STF retoma 9/9 ação sobre dados de IP; modulação limita efeitos do julgamento
Relator Cristiano Zanin defende ordem judicial para registros, mas modulação pode só beneficiar defesas que arguiram ilicitude antes do fim do julgamento

O Supremo retoma nesta quarta (9/9) três ações sobre se polícia e Ministério Público podem obter dados que identificam quem está atrás de um IP sem ordem judicial.
A decisão pode valer ex nunc, alcançando apenas investigações em que a defesa tenha levantado a controvérsia antes da conclusão do julgamento.
O relator da ADC 91 é o ministro Cristiano Zanin; ele leu voto em 27/8 afirmando que identificar usuário exige ordem judicial, mas incluiu cláusula de modulação dos efeitos.
Nas ADIs 5.059 e 5.073, o relator é o ministro Dias Toffoli; o voto-vista de Toffoli foi acolhido na modulação que limita o alcance temporal da decisão.

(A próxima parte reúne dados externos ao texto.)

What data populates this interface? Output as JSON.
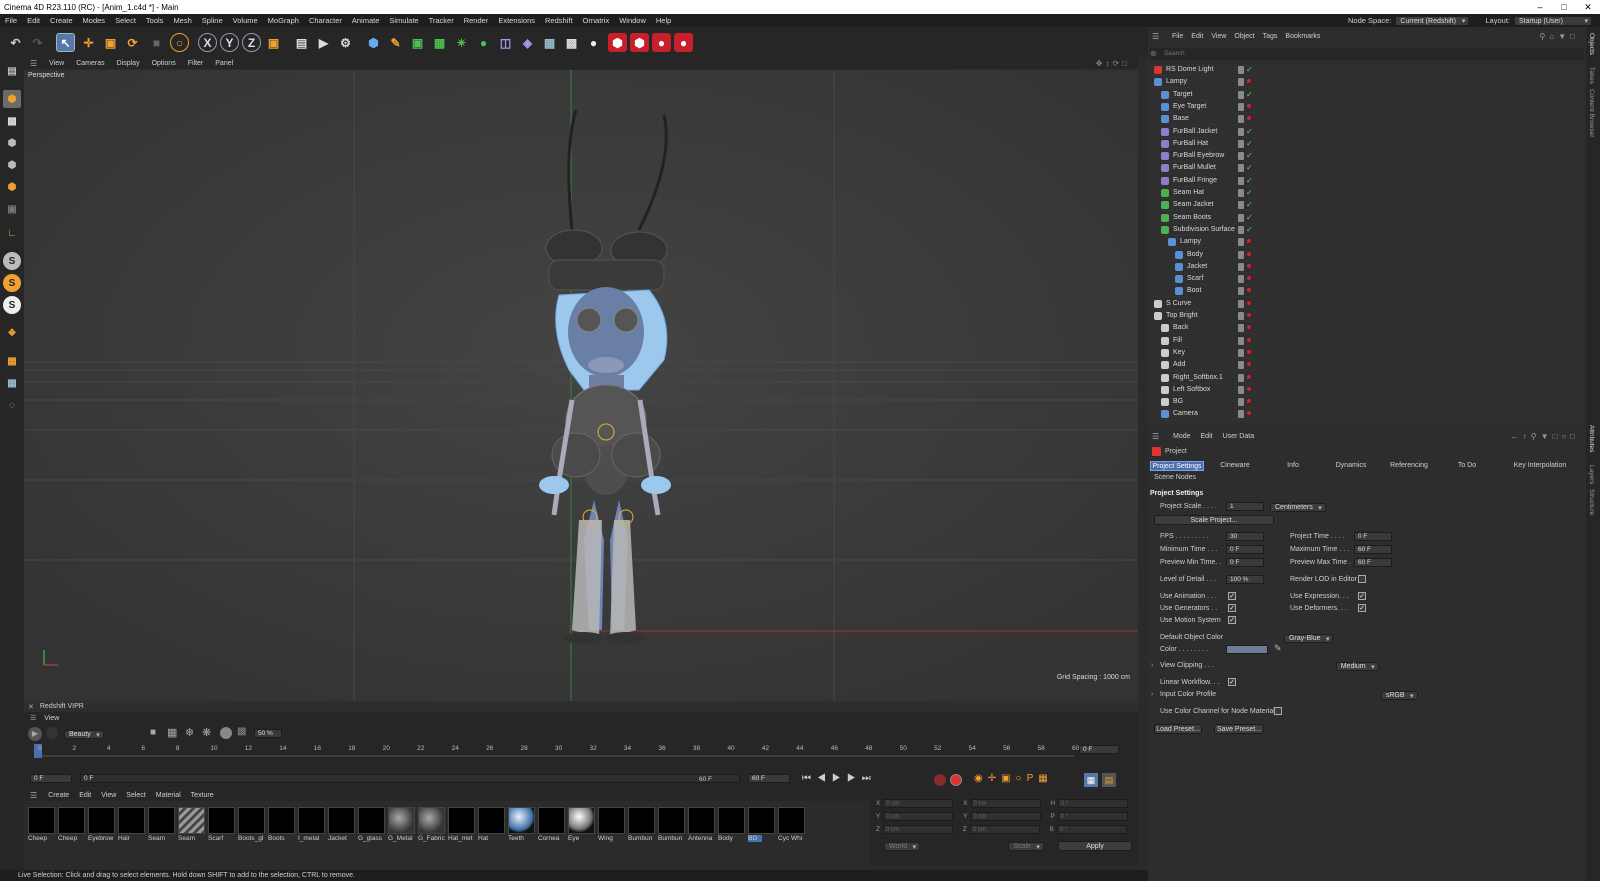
{
  "window": {
    "title": "Cinema 4D R23.110 (RC) - [Anim_1.c4d *] - Main"
  },
  "menubar": {
    "items": [
      "File",
      "Edit",
      "Create",
      "Modes",
      "Select",
      "Tools",
      "Mesh",
      "Spline",
      "Volume",
      "MoGraph",
      "Character",
      "Animate",
      "Simulate",
      "Tracker",
      "Render",
      "Extensions",
      "Redshift",
      "Ornatrix",
      "Window",
      "Help"
    ],
    "node_space_label": "Node Space:",
    "node_space_value": "Current (Redshift)",
    "layout_label": "Layout:",
    "layout_value": "Startup (User)"
  },
  "viewport": {
    "menu": [
      "View",
      "Cameras",
      "Display",
      "Options",
      "Filter",
      "Panel"
    ],
    "camera_label": "Perspective",
    "grid_spacing": "Grid Spacing : 1000 cm"
  },
  "vipr": {
    "title": "Redshift VIPR",
    "view_label": "View",
    "pass_value": "Beauty",
    "zoom_value": "50 %"
  },
  "timeline": {
    "ticks": [
      "0",
      "2",
      "4",
      "6",
      "8",
      "10",
      "12",
      "14",
      "16",
      "18",
      "20",
      "22",
      "24",
      "26",
      "28",
      "30",
      "32",
      "34",
      "36",
      "38",
      "40",
      "42",
      "44",
      "46",
      "48",
      "50",
      "52",
      "54",
      "56",
      "58",
      "60"
    ],
    "current_frame_right": "0 F",
    "start_field": "0 F",
    "start_field2": "0 F",
    "end_field": "60 F",
    "end_field2": "60 F"
  },
  "materials": {
    "menu": [
      "Create",
      "Edit",
      "View",
      "Select",
      "Material",
      "Texture"
    ],
    "items": [
      {
        "label": "Cheep",
        "swatch": "#000000"
      },
      {
        "label": "Cheep",
        "swatch": "#000000"
      },
      {
        "label": "Eyebrow",
        "swatch": "#000000"
      },
      {
        "label": "Hair",
        "swatch": "#000000"
      },
      {
        "label": "Seam",
        "swatch": "#000000"
      },
      {
        "label": "Seam",
        "swatch": "stripes"
      },
      {
        "label": "Scarf",
        "swatch": "#000000"
      },
      {
        "label": "Boots_gl",
        "swatch": "#000000"
      },
      {
        "label": "Boots",
        "swatch": "#000000"
      },
      {
        "label": "I_metal",
        "swatch": "#000000"
      },
      {
        "label": "Jacket",
        "swatch": "#000000"
      },
      {
        "label": "G_glass",
        "swatch": "#000000"
      },
      {
        "label": "G_Metal",
        "swatch": "rs"
      },
      {
        "label": "G_Fabric",
        "swatch": "rs"
      },
      {
        "label": "Hat_met",
        "swatch": "#000000"
      },
      {
        "label": "Hat",
        "swatch": "#000000"
      },
      {
        "label": "Teeth",
        "swatch": "sphere"
      },
      {
        "label": "Cornea",
        "swatch": "#000000"
      },
      {
        "label": "Eye",
        "swatch": "sphere2"
      },
      {
        "label": "Wing",
        "swatch": "#000000"
      },
      {
        "label": "Bumbun",
        "swatch": "#000000"
      },
      {
        "label": "Bumbun",
        "swatch": "#000000"
      },
      {
        "label": "Antenna",
        "swatch": "#000000"
      },
      {
        "label": "Body",
        "swatch": "#000000"
      },
      {
        "label": "BG",
        "swatch": "#000000"
      },
      {
        "label": "Cyc Whi",
        "swatch": "#000000"
      }
    ]
  },
  "coords": {
    "rows": [
      {
        "a": "X",
        "av": "0 cm",
        "b": "X",
        "bv": "0 cm",
        "c": "H",
        "cv": "0 °"
      },
      {
        "a": "Y",
        "av": "0 cm",
        "b": "Y",
        "bv": "0 cm",
        "c": "P",
        "cv": "0 °"
      },
      {
        "a": "Z",
        "av": "0 cm",
        "b": "Z",
        "bv": "0 cm",
        "c": "B",
        "cv": "0 °"
      }
    ],
    "space_value": "World",
    "mode_value": "Scale",
    "apply_label": "Apply"
  },
  "status": "Live Selection: Click and drag to select elements. Hold down SHIFT to add to the selection, CTRL to remove.",
  "objects": {
    "menu": [
      "File",
      "Edit",
      "View",
      "Object",
      "Tags",
      "Bookmarks"
    ],
    "search_placeholder": "Search",
    "rows": [
      {
        "name": "RS Dome Light",
        "indent": 0,
        "icon": "#d33",
        "check": true
      },
      {
        "name": "Lampy",
        "indent": 0,
        "icon": "#5b8fd6",
        "check": false
      },
      {
        "name": "Target",
        "indent": 1,
        "icon": "#5b8fd6",
        "check": true
      },
      {
        "name": "Eye Target",
        "indent": 1,
        "icon": "#5b8fd6",
        "check": false
      },
      {
        "name": "Base",
        "indent": 1,
        "icon": "#5b8fd6",
        "check": false
      },
      {
        "name": "FurBall Jacket",
        "indent": 1,
        "icon": "#8a7fc8",
        "check": true
      },
      {
        "name": "FurBall Hat",
        "indent": 1,
        "icon": "#8a7fc8",
        "check": true
      },
      {
        "name": "FurBall Eyebrow",
        "indent": 1,
        "icon": "#8a7fc8",
        "check": true
      },
      {
        "name": "FurBall Mullet",
        "indent": 1,
        "icon": "#8a7fc8",
        "check": true
      },
      {
        "name": "FurBall Fringe",
        "indent": 1,
        "icon": "#8a7fc8",
        "check": true
      },
      {
        "name": "Seam Hat",
        "indent": 1,
        "icon": "#4caf50",
        "check": true
      },
      {
        "name": "Seam Jacket",
        "indent": 1,
        "icon": "#4caf50",
        "check": true
      },
      {
        "name": "Seam Boots",
        "indent": 1,
        "icon": "#4caf50",
        "check": true
      },
      {
        "name": "Subdivision Surface",
        "indent": 1,
        "icon": "#4caf50",
        "check": true
      },
      {
        "name": "Lampy",
        "indent": 2,
        "icon": "#5b8fd6",
        "check": false
      },
      {
        "name": "Body",
        "indent": 3,
        "icon": "#5b8fd6",
        "check": false
      },
      {
        "name": "Jacket",
        "indent": 3,
        "icon": "#5b8fd6",
        "check": false
      },
      {
        "name": "Scarf",
        "indent": 3,
        "icon": "#5b8fd6",
        "check": false
      },
      {
        "name": "Boot",
        "indent": 3,
        "icon": "#5b8fd6",
        "check": false
      },
      {
        "name": "S Curve",
        "indent": 0,
        "icon": "#cccccc",
        "check": false
      },
      {
        "name": "Top Bright",
        "indent": 0,
        "icon": "#cccccc",
        "check": false
      },
      {
        "name": "Back",
        "indent": 1,
        "icon": "#cccccc",
        "check": false
      },
      {
        "name": "Fill",
        "indent": 1,
        "icon": "#cccccc",
        "check": false
      },
      {
        "name": "Key",
        "indent": 1,
        "icon": "#cccccc",
        "check": false
      },
      {
        "name": "Add",
        "indent": 1,
        "icon": "#cccccc",
        "check": false
      },
      {
        "name": "Right_Softbox.1",
        "indent": 1,
        "icon": "#cccccc",
        "check": false
      },
      {
        "name": "Left Softbox",
        "indent": 1,
        "icon": "#cccccc",
        "check": false
      },
      {
        "name": "BG",
        "indent": 1,
        "icon": "#cccccc",
        "check": false
      },
      {
        "name": "Camera",
        "indent": 1,
        "icon": "#5b8fd6",
        "check": false
      }
    ]
  },
  "attributes": {
    "menu": [
      "Mode",
      "Edit",
      "User Data"
    ],
    "object_name": "Project",
    "tabs": [
      "Project Settings",
      "Cineware",
      "Info",
      "Dynamics",
      "Referencing",
      "To Do",
      "Key Interpolation",
      "Scene Nodes"
    ],
    "section_title": "Project Settings",
    "project_scale_label": "Project Scale . . . .",
    "project_scale_value": "1",
    "project_scale_unit": "Centimeters",
    "scale_project_button": "Scale Project...",
    "fps_label": "FPS . . . . . . . . .",
    "fps_value": "30",
    "project_time_label": "Project Time . . . .",
    "project_time_value": "0 F",
    "min_time_label": "Minimum Time . . .",
    "min_time_value": "0 F",
    "max_time_label": "Maximum Time . . .",
    "max_time_value": "60 F",
    "prev_min_label": "Preview Min Time. .",
    "prev_min_value": "0 F",
    "prev_max_label": "Preview Max Time .",
    "prev_max_value": "60 F",
    "lod_label": "Level of Detail . . .",
    "lod_value": "100 %",
    "render_lod_label": "Render LOD in Editor",
    "use_animation_label": "Use Animation . . .",
    "use_expression_label": "Use Expression. . .",
    "use_generators_label": "Use Generators . .",
    "use_deformers_label": "Use Deformers. . .",
    "use_motion_label": "Use Motion System",
    "default_color_label": "Default Object Color",
    "default_color_value": "Gray-Blue",
    "color_label": "Color . . . . . . . .",
    "view_clipping_label": "View Clipping . . .",
    "view_clipping_value": "Medium",
    "linear_workflow_label": "Linear Workflow. . .",
    "input_color_label": "Input Color Profile",
    "input_color_value": "sRGB",
    "use_color_channel_label": "Use Color Channel for Node Material",
    "load_preset": "Load Preset...",
    "save_preset": "Save Preset..."
  },
  "side_tabs": [
    "Objects",
    "Takes",
    "Content Browser",
    "Attributes",
    "Layers",
    "Structure"
  ]
}
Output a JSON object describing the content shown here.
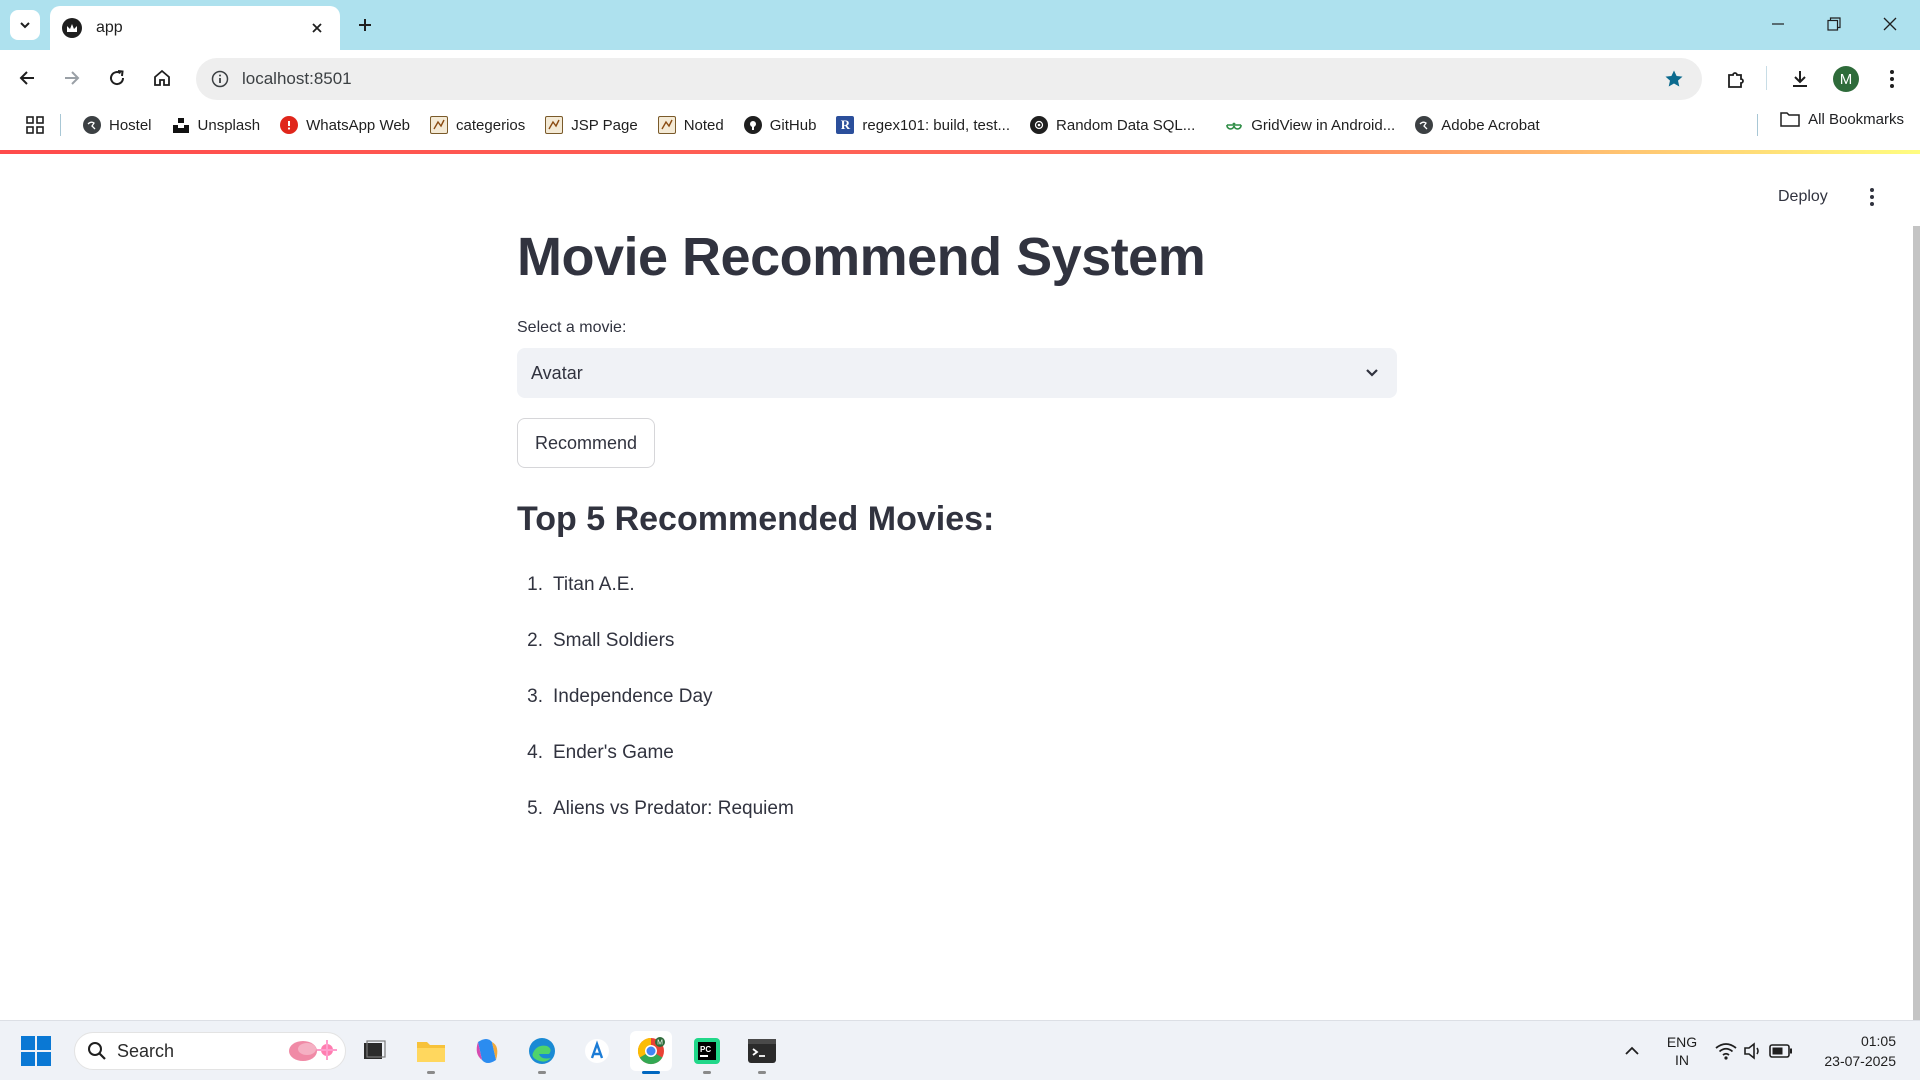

A cláusula ressalva provas obtidas por ofício de delegado ou promotor antes do julgamento quando a defesa já tiver arguido a ilicitude; cadastro pedido sozinho, extrato de antena, relatório do Coaf, extrato bancário e processos com trânsito em julgado ficam fora da ressalva.
Sem a cláusula, a tese valeria para todos os processos em curso; com ela, dois réus da mesma operação com o mesmo IP podem ter resultados diferentes conforme a defesa tenha argüido antes.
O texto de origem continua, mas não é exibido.